Q2: Explain what happens at the network level when a load balancer fails over to a new backend server.
Strong answer: Depends on the load balancer type. For a Layer 4 (TCP) load balancer: existing TCP connections are tied to the backend. If the backend dies, those connections drop and clients get a TCP RST or timeout. New connections go to healthy backends. For a Layer 7 (HTTP) load balancer: the LB terminates TCP connections from clients and maintains separate connections to backends. If a backend dies, the LB can retry the request on a different backend transparently - the client’s TCP connection stays alive. This is why L7 load balancers are preferred for HTTP APIs: they can handle backend failures without the client seeing a connection error.
Q3: Why does HTTP/2 multiplexing not fully solve head-of-line blocking?

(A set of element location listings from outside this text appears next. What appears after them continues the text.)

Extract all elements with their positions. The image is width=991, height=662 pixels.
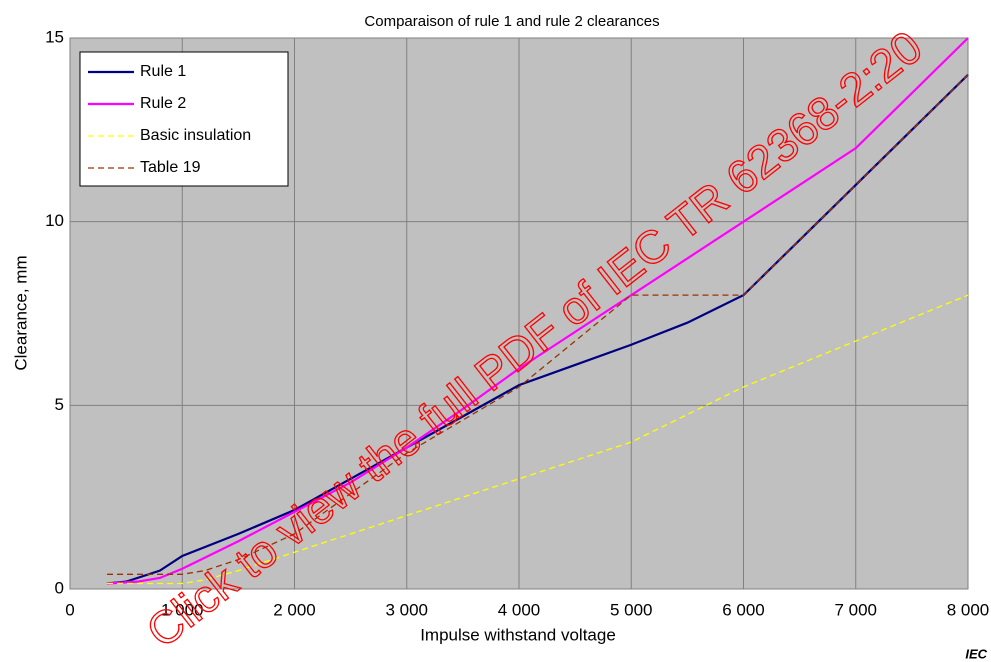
- series-line: [107, 294, 969, 585]
- x-tick-label: 3 000: [385, 600, 428, 619]
- source-label: IEC: [965, 646, 987, 661]
- series-line: [107, 74, 969, 575]
- x-tick-label: 0: [65, 600, 74, 619]
- x-tick-label: 2 000: [273, 600, 316, 619]
- plot-border: [69, 37, 969, 590]
- x-axis-label: Impulse withstand voltage: [420, 625, 616, 644]
- chart-title: Comparaison of rule 1 and rule 2 clearan…: [364, 13, 659, 30]
- y-tick-label: 10: [45, 211, 64, 230]
- legend-label: Basic insulation: [140, 127, 251, 144]
- y-axis-label: Clearance, mm: [11, 255, 30, 370]
- y-tick-label: 0: [55, 578, 64, 597]
- x-tick-label: 5 000: [610, 600, 653, 619]
- x-tick-label: 1 000: [161, 600, 204, 619]
- legend: Rule 1 Rule 2 Basic insulation Table 19: [79, 51, 289, 187]
- series-line: [106, 37, 969, 585]
- x-tick-label: 4 000: [498, 600, 541, 619]
- y-tick-label: 15: [45, 27, 64, 46]
- y-tick-label: 5: [55, 395, 64, 414]
- x-tick-label: 6 000: [722, 600, 765, 619]
- legend-box: [79, 51, 289, 187]
- legend-label: Table 19: [140, 159, 201, 176]
- legend-label: Rule 2: [140, 95, 186, 112]
- legend-label: Rule 1: [140, 63, 186, 80]
- x-tick-label: 7 000: [834, 600, 877, 619]
- x-tick-label: 8 000: [947, 600, 990, 619]
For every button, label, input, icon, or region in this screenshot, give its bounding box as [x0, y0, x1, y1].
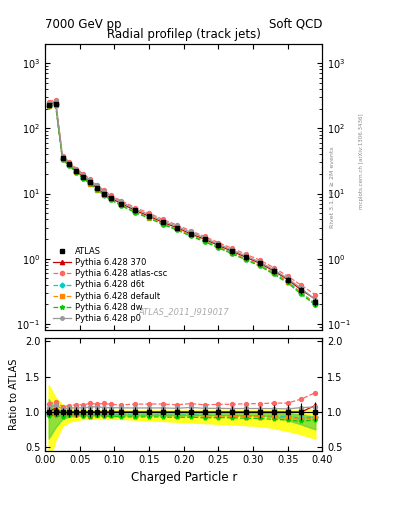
Title: Radial profileρ (track jets): Radial profileρ (track jets)	[107, 28, 261, 41]
Text: ATLAS_2011_I919017: ATLAS_2011_I919017	[138, 307, 229, 316]
Text: 7000 GeV pp: 7000 GeV pp	[45, 18, 122, 31]
Legend: ATLAS, Pythia 6.428 370, Pythia 6.428 atlas-csc, Pythia 6.428 d6t, Pythia 6.428 : ATLAS, Pythia 6.428 370, Pythia 6.428 at…	[50, 244, 171, 326]
Y-axis label: Ratio to ATLAS: Ratio to ATLAS	[9, 358, 19, 430]
Text: mcplots.cern.ch [arXiv:1306.3436]: mcplots.cern.ch [arXiv:1306.3436]	[359, 114, 364, 209]
Text: Soft QCD: Soft QCD	[269, 18, 322, 31]
Text: Rivet 3.1.10, ≥ 2M events: Rivet 3.1.10, ≥ 2M events	[330, 146, 334, 228]
X-axis label: Charged Particle r: Charged Particle r	[130, 471, 237, 484]
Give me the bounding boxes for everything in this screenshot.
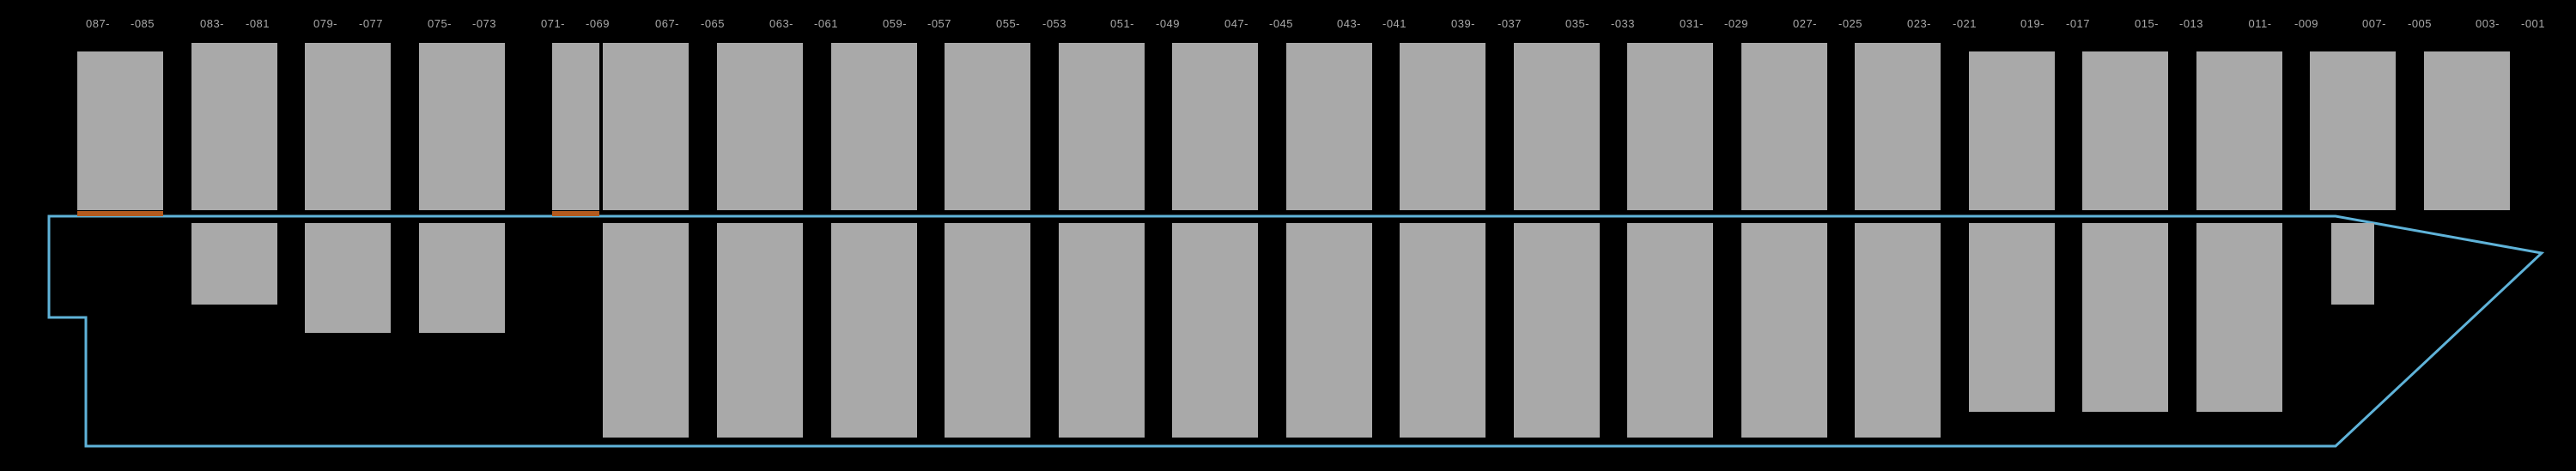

Strong answer: HTTP/2 multiplexes multiple streams over a single TCP connection. If a TCP packet is lost, TCP’s reliability mechanism holds all streams until the lost packet is retransmitted - even streams that don’t need that packet. This is TCP-level head-of-line blocking. HTTP/2 solved HTTP/1.1’s application-level head-of-line blocking (one request blocking the connection) but not the underlying TCP issue. HTTP/3 solves this by running over QUIC, which is UDP-based. QUIC implements its own reliability per stream, so a lost packet only blocks the stream it belongs to, not all streams.